If you manage to make it safely onto or off of the runway, you still have to contend with Brazilian air traffic control, which is controlled by the Brazilian military, an increasingly disenfranchised institution that has resisted transition to civilian control, perhaps because in peacetime, it needs as many reasons to justify its existence as are available. Air traffic infrastructure is woefully out of date, and upgrading it, while ultimately necessary, is considered too expensive. The consequences of Brazil’s patchy radar system were particularly apparent in September when a Boeing 737 operated by another major Brazilian airline hit a private jet over part of the Amazon, with 154 casualties—an event that was followed by an air traffic control strike because workers felt they were being unfairly blamed for the accident.

Brazilian air traffic control workers also complain about pay rates and a shortage of staff. An increase in either would mean more state expenditures, which the state has so far been unwilling to make.

The alternative, of course, is to force Brazilian air travel to conform to the limitations of the country’s existing infrastructure. This would mean scheduling fewer flights, which would result in less revenue from tourism, which is increasingly responsible for the country’s economic growth. State officials are not willing to do this either.

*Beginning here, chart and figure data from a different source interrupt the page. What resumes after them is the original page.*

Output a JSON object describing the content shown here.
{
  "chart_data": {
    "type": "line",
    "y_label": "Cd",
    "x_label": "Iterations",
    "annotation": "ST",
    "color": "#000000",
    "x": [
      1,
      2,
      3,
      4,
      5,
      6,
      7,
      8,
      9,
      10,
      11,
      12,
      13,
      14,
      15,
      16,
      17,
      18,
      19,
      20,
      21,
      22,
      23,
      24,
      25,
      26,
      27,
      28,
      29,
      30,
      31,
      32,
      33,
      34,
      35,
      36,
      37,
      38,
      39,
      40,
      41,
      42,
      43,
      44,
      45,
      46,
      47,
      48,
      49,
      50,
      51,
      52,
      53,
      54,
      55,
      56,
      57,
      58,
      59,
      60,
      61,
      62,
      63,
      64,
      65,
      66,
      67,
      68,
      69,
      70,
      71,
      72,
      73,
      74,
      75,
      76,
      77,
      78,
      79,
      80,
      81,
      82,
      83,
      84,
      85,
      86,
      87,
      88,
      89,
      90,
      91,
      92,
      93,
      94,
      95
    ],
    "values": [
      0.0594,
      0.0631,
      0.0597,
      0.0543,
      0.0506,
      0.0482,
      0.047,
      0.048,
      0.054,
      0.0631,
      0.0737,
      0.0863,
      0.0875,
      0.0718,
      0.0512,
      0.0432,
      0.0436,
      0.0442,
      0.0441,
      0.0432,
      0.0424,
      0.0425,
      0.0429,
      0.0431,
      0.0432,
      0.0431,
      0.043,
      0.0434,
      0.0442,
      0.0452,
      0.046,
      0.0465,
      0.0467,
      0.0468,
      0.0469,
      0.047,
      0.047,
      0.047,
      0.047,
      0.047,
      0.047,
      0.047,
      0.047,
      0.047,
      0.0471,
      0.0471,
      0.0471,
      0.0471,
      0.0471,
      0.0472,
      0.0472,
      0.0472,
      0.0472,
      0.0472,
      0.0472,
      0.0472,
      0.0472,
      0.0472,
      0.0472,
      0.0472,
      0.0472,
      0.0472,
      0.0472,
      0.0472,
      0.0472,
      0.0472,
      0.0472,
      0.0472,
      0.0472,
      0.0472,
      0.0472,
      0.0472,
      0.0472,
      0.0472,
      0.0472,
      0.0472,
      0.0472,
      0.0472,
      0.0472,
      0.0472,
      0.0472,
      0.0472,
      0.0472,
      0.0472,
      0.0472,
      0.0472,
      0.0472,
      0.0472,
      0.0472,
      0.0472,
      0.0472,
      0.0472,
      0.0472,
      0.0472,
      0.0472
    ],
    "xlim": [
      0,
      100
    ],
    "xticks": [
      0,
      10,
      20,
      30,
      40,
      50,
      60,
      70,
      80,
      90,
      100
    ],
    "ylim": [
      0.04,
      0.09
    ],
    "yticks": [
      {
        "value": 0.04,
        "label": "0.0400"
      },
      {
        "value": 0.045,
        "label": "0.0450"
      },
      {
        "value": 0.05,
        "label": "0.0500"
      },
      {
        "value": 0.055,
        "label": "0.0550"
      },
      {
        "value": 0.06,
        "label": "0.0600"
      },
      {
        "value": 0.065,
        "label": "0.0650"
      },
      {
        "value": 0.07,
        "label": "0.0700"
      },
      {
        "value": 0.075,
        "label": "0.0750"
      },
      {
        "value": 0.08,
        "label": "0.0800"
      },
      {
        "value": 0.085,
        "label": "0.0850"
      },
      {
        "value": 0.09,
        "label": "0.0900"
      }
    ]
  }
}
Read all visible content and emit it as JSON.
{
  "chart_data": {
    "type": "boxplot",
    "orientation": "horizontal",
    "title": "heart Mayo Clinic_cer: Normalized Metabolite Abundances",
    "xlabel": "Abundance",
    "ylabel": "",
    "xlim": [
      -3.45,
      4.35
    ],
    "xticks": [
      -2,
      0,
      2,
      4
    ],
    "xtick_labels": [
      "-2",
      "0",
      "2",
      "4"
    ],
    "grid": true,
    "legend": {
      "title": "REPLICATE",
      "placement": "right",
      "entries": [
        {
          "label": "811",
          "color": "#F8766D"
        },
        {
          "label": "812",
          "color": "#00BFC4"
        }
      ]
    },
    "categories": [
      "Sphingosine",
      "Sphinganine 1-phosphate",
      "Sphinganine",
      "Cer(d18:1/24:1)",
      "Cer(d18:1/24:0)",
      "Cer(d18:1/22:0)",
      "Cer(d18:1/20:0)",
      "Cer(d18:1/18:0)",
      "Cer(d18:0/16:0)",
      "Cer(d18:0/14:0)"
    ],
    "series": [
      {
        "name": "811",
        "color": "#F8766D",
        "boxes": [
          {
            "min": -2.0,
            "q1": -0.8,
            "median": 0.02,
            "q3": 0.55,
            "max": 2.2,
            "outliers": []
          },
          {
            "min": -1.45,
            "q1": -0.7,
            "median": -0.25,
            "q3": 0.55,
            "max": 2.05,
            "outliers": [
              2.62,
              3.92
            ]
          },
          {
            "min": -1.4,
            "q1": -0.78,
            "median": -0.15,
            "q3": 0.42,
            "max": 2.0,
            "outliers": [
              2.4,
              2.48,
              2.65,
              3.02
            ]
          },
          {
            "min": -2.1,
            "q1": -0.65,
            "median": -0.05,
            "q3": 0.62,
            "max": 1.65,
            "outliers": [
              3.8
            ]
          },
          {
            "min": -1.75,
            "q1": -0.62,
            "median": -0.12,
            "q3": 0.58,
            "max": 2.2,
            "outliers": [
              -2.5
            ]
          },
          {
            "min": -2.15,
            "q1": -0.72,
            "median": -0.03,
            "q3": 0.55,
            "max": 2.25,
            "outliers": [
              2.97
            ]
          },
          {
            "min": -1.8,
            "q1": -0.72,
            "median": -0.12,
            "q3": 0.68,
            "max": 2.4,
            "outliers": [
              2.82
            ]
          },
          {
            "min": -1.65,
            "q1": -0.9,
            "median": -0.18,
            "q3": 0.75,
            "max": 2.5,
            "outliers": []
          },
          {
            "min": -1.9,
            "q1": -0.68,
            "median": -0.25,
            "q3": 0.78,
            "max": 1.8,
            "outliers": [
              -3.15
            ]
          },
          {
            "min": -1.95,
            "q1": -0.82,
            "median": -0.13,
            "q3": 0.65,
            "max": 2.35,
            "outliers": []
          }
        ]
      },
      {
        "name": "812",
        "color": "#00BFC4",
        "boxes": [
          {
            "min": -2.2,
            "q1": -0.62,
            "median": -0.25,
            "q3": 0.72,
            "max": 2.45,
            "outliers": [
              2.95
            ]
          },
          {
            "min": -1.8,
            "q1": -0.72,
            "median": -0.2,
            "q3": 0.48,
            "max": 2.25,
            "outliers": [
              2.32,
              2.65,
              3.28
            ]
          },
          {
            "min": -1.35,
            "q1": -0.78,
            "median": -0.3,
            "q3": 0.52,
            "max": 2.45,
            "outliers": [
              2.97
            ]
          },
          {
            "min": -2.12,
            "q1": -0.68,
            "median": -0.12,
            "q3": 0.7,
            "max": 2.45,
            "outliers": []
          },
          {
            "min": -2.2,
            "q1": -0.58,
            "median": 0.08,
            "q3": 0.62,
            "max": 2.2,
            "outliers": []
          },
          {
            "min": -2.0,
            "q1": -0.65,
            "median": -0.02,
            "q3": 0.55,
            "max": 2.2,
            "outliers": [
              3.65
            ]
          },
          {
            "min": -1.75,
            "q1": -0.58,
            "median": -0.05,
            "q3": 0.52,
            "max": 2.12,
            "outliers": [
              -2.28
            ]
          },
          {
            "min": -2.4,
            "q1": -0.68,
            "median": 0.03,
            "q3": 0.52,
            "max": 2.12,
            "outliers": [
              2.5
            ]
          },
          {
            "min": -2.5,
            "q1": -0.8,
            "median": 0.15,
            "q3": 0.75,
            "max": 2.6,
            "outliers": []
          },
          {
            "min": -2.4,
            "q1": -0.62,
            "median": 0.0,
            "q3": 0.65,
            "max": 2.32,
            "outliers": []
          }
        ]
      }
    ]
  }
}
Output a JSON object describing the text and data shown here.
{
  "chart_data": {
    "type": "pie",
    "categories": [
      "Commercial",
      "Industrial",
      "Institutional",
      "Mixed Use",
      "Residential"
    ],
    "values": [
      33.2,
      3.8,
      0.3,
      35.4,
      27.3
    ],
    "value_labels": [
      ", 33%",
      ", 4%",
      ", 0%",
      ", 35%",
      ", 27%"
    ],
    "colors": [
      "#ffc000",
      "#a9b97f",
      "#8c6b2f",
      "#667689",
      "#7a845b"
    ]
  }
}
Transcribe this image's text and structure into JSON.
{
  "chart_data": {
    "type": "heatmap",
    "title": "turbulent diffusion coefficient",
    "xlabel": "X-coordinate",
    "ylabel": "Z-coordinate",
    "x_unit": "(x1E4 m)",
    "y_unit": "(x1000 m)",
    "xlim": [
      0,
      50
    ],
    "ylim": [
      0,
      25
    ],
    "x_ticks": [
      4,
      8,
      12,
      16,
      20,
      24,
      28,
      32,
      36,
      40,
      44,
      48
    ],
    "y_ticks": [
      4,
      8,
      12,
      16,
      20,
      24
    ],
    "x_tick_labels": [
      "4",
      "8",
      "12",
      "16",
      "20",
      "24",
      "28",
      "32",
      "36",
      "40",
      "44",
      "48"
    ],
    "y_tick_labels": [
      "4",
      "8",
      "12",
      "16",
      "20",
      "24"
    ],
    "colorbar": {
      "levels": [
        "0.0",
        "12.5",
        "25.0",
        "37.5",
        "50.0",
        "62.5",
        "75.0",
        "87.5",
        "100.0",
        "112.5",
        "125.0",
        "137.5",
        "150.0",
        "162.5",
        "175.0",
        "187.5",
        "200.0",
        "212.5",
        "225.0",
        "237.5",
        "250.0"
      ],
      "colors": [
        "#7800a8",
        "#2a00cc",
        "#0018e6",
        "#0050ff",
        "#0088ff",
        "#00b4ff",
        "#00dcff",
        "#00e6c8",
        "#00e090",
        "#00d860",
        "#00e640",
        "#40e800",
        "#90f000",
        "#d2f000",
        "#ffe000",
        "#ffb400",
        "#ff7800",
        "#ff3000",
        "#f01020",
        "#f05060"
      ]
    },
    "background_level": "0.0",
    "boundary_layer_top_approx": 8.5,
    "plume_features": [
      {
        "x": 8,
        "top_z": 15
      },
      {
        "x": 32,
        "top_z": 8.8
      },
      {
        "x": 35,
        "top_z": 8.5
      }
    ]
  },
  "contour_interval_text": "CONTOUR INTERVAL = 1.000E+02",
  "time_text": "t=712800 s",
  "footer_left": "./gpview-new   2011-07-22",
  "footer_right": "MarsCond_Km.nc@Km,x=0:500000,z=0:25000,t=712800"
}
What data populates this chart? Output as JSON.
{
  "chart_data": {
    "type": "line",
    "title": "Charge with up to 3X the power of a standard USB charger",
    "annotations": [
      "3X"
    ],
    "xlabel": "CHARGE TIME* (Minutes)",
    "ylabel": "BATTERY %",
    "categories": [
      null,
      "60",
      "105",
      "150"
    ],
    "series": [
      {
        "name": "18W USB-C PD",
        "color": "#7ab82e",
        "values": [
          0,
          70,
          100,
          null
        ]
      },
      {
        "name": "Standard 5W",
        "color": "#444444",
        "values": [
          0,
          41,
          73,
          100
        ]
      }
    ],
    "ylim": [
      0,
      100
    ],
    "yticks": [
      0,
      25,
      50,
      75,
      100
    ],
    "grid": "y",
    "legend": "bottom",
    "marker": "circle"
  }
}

As long as the São Paulo runway stays too short, the air-traffic controllers stay underpaid and badly equipped, the market stays uncompetitive, and state officials stay in denial about the inevitability of more and worse accidents stemming from overcapacity in an already strained system, the likelihood that Tuesday’s accident won’t be, as news reports called it, “the country’s worst air disaster” only increases. And however gorgeous it is, I won’t be heading back to Brazil anytime soon.